F. B. : Partant du principe que les hypnotiques sont à éviter chez l’adolescent, il est préférable de l’éduquer sur son sommeil, ce qui peut permettre de dédramatiser et de ne pas installer des troubles à long terme. En cas d’insomnie aiguë, il est possible de proposer des méthodes de relaxation ou de méditation spécifiquement conçues pour les adolescents(1). Elles peuvent aider à mettre à distance les ruminations et pensées anxieuses qui entravent l’endormissement. Dans le cas des insomnies chroniques, les thérapies cognitives et comportementales centrées sur l’insomnie et pratiquées en groupe ou individuellement, à raison de six à huit séances en moyenne, donnent de bons résultats.

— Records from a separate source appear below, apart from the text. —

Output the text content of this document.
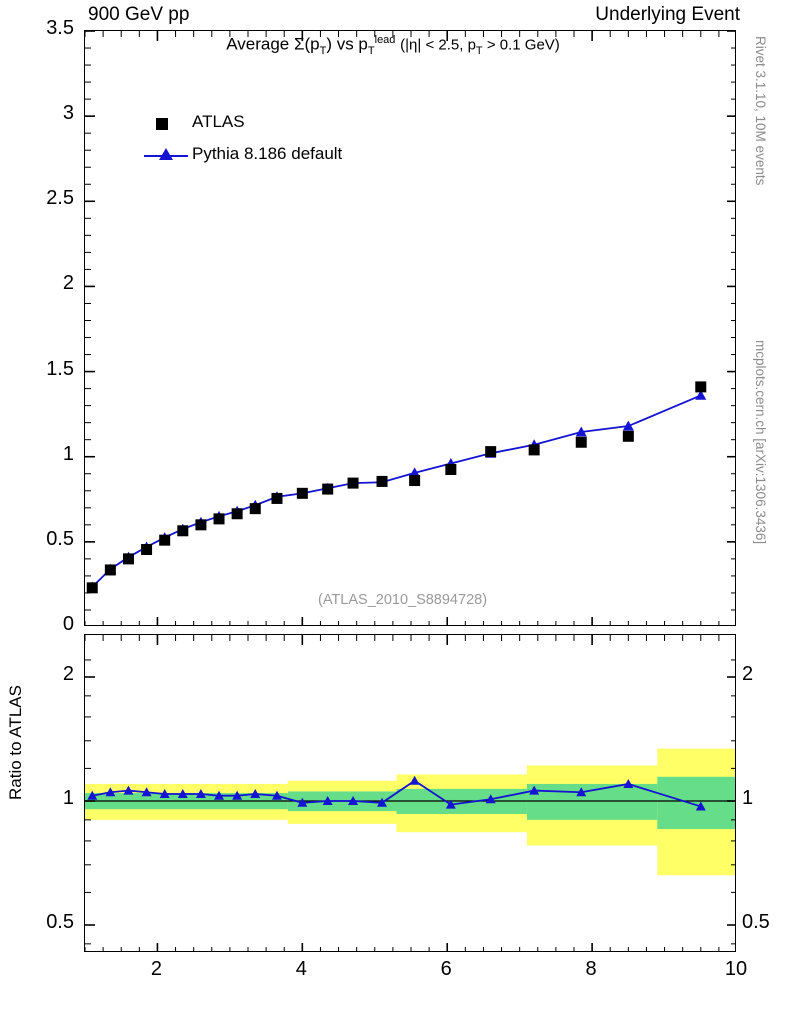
900 GeV pp	Underlying Event
Rivet 3.1.10, 10M events
mcplots.cern.ch [arXiv:1306.3436]
Average $\Sigma(p_T)$ vs $p_T^{lead}$ (|η| < 2.5, $p_T > 0.1$ GeV)
ATLAS
Pythia 8.186 default
(ATLAS_2010_S8894728)
Ratio to ATLAS
0
0.5
1
1.5
2
2.5
3
3.5
0.5	0.5
1	1
2	2
2	4	6	8	10
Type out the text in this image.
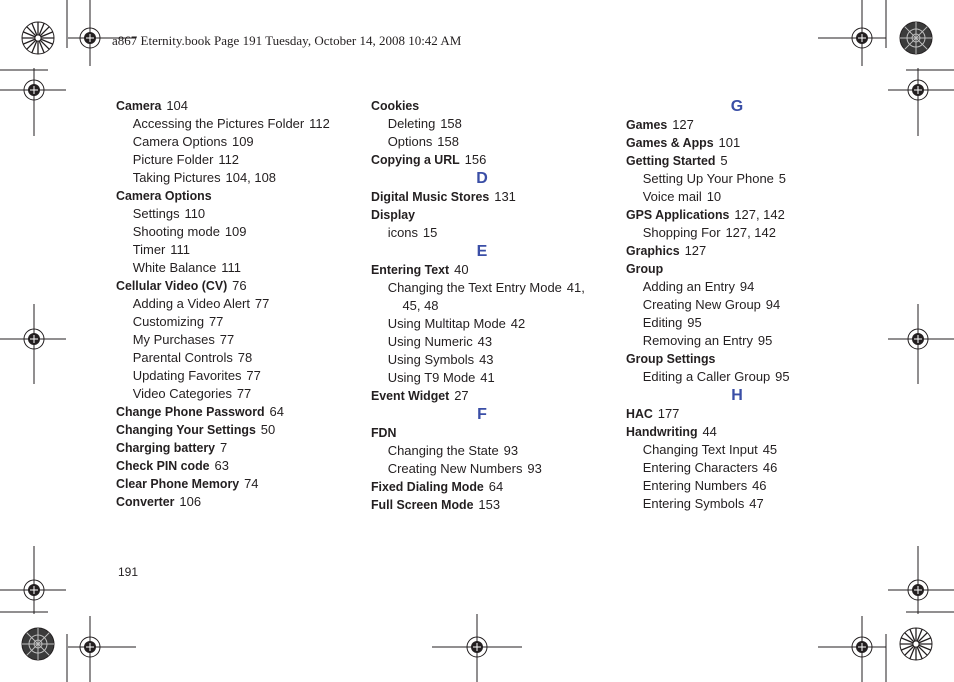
a867 Eternity.book Page 191 Tuesday, October 14, 2008 10:42 AM
Camera 104
Accessing the Pictures Folder 112
Camera Options 109
Picture Folder 112
Taking Pictures 104, 108
Camera Options
Settings 110
Shooting mode 109
Timer 111
White Balance 111
Cellular Video (CV) 76
Adding a Video Alert 77
Customizing 77
My Purchases 77
Parental Controls 78
Updating Favorites 77
Video Categories 77
Change Phone Password 64
Changing Your Settings 50
Charging battery 7
Check PIN code 63
Clear Phone Memory 74
Converter 106
Cookies
Deleting 158
Options 158
Copying a URL 156
D
Digital Music Stores 131
Display
icons 15
E
Entering Text 40
Changing the Text Entry Mode 41,
45, 48
Using Multitap Mode 42
Using Numeric 43
Using Symbols 43
Using T9 Mode 41
Event Widget 27
F
FDN
Changing the State 93
Creating New Numbers 93
Fixed Dialing Mode 64
Full Screen Mode 153
G
Games 127
Games & Apps 101
Getting Started 5
Setting Up Your Phone 5
Voice mail 10
GPS Applications 127, 142
Shopping For 127, 142
Graphics 127
Group
Adding an Entry 94
Creating New Group 94
Editing 95
Removing an Entry 95
Group Settings
Editing a Caller Group 95
H
HAC 177
Handwriting 44
Changing Text Input 45
Entering Characters 46
Entering Numbers 46
Entering Symbols 47
191
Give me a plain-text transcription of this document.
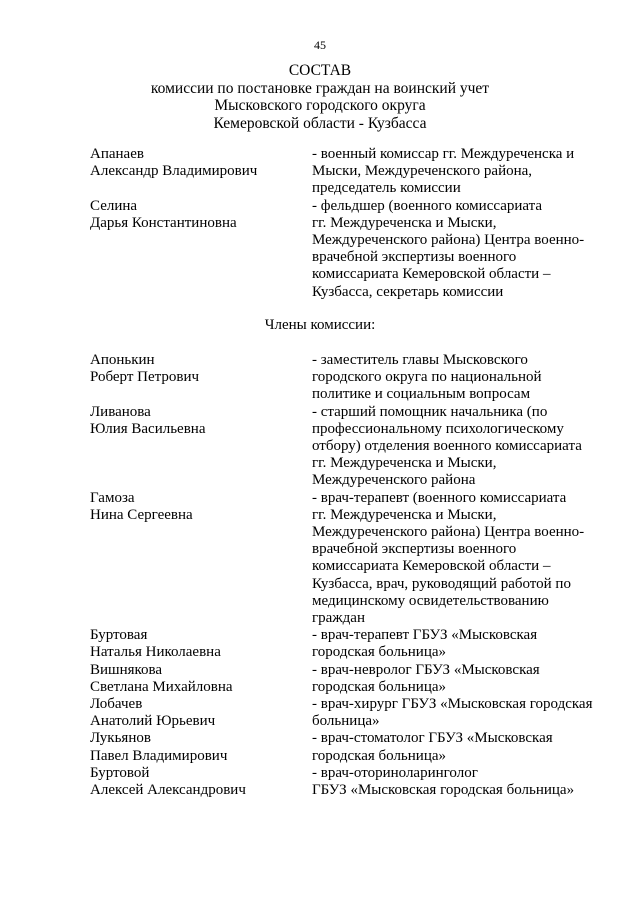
45
СОСТАВ
комиссии по постановке граждан на воинский учет
Мысковского городского округа
Кемеровской области - Кузбасса
Апанаев
Александр Владимирович
- военный комиссар гг. Междуреченска и
Мыски, Междуреченского района,
председатель комиссии
Селина
Дарья Константиновна
- фельдшер (военного комиссариата
гг. Междуреченска и Мыски,
Междуреченского района) Центра военно-
врачебной экспертизы военного
комиссариата Кемеровской области –
Кузбасса, секретарь комиссии
Члены комиссии:
Апонькин
Роберт Петрович
- заместитель главы Мысковского
городского округа по национальной
политике и социальным вопросам
Ливанова
Юлия Васильевна
- старший помощник начальника (по
профессиональному психологическому
отбору) отделения военного комиссариата
гг. Междуреченска и Мыски,
Междуреченского района
Гамоза
Нина Сергеевна
- врач-терапевт (военного комиссариата
гг. Междуреченска и Мыски,
Междуреченского района) Центра военно-
врачебной экспертизы военного
комиссариата Кемеровской области –
Кузбасса, врач, руководящий работой по
медицинскому освидетельствованию
граждан
Буртовая
Наталья Николаевна
- врач-терапевт ГБУЗ «Мысковская
городская больница»
Вишнякова
Светлана Михайловна
- врач-невролог ГБУЗ «Мысковская
городская больница»
Лобачев
Анатолий Юрьевич
- врач-хирург ГБУЗ «Мысковская городская
больница»
Лукьянов
Павел Владимирович
- врач-стоматолог ГБУЗ «Мысковская
городская больница»
Буртовой
Алексей Александрович
- врач-оториноларинголог
ГБУЗ «Мысковская городская больница»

L’I. M. : Et pour la narcolepsie ?

F. B. : Cette pathologie du sommeil, caractérisée par une hypersomnie très invalidante plus ou moins associée à des chutes de tonus partielles ou totales, se soigne par un traitement psychostimulant tel que le Modiodal, associé à des mesures d’hygiène du sommeil et des adaptations scolaires mises en place dans le cadre d’un Programme d’accueil personnalisé élaboré avec le médecin et l’IDE scolaire. Il est important de repérer et de traiter précocement ces troubles car le retard de diagnostic (environ dix ans) entraîne une stigmatisation de ces jeunes alors qu’ils sont malades et une perte de chance en termes d’insertion socio-professionnelle.

1 - Respirez : la méditation pour les parents et les ados de 12 à 19 ans, Éline Snel, Les Arènes, 2015.